Morgan Stanley s'illustre dans le trading et la gestion de fortune

le 20/10/2014 L'AGEFI Quotidien / Edition de 7H

La banque américaine a signé des résultats trimestriels meilleurs que ceux de ses principales rivales. Les revenus de trading sont en forte hausse

L'action Morgan Stanley a brillé vendredi à Wall Street (+2,12 %, à 33,22 dollars), à la faveur de résultats trimestriels rassérénants. Le bénéfice net de l'établissement a quasiment doublé sur un an pour s'établir à 1,71 milliard de dollars (84 cents par action, comprenant un gain fiscal de 12 cents) au troisième trimestre. A l'image de ses principales rivales américains, la banque a retrouvé une certaine vigueur dans le trading des produits de taux malgré les réductions d'effectifs et de capitaux affectés à cette activité.

Les revenus qui découlent de sa division FICC (fixed income, commodities et devises) ont grimpé de 19% à 997 millions de dollars (hors DVA), nettement au-dessus des anticipations de Wells Fargo (895 millions) ou de Macquarie (825 millions). Le dynamisme a été au rendez-vous sur les actions avec des revenus nets de 1,78 milliard de dollars (+4,3%), «reflétant une solide performance dans le prime brokerage, partiellement compensée par des revenus plus faibles dans les dérivés». Tous segments confondus, Morgan Stanley signe la meilleure performance de trading parmi les grandes BFI américaines avec des revenus en augmentation de 13% sur une base ajustée à 2,7 milliards de dollars.

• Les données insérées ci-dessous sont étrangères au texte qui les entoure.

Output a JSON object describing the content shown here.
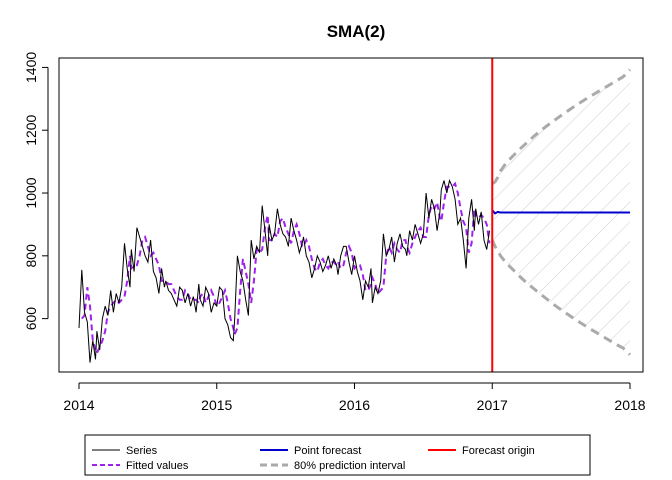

«Ils repartent avec une base légèrement plus petite, mais ils ont mis en place des stratégies qui leur permettent d'obtenir plus de trading et de bénéfices», a commenté Kenneth Leon, analyste de S&P Capital IQ. Morgan Stanley cherche à hisser le rendement des fonds propres (RoE) à un niveau supérieur à 10% mais la banque a été freinée par des rendements plus faibles dans le trading des matières premières, de taux d'intérêt et de devises. C'est dans ce contexte qu'elle a décidé de vendre son activité de négoce pétrolier au russe Rosneft. La finalisation de la transaction est toutefois retardée à cause des sanctions américaines contre Moscou.

Dans la gestion de fortune, le trimestre a encore été très énergique. Les revenus de la division ont progressé de 8,7% en glissement annuel pour atteindre 3,78 milliards de dollars, soit une grande partie des revenus totaux (8,7 milliards hors DVA). Et la marge bénéficiaire avant impôt est ressortie à 22%, alors que l'établissement cible une fourchette de 22% à 25% d'ici à la fin de l'année prochaine. Enfin, les dépenses de rémunération ont été maintenues sous contrôle et le ratio de solvabilité CET1 (transitoire) progresse de 40 points de base sur le trimestre, à 14,3%.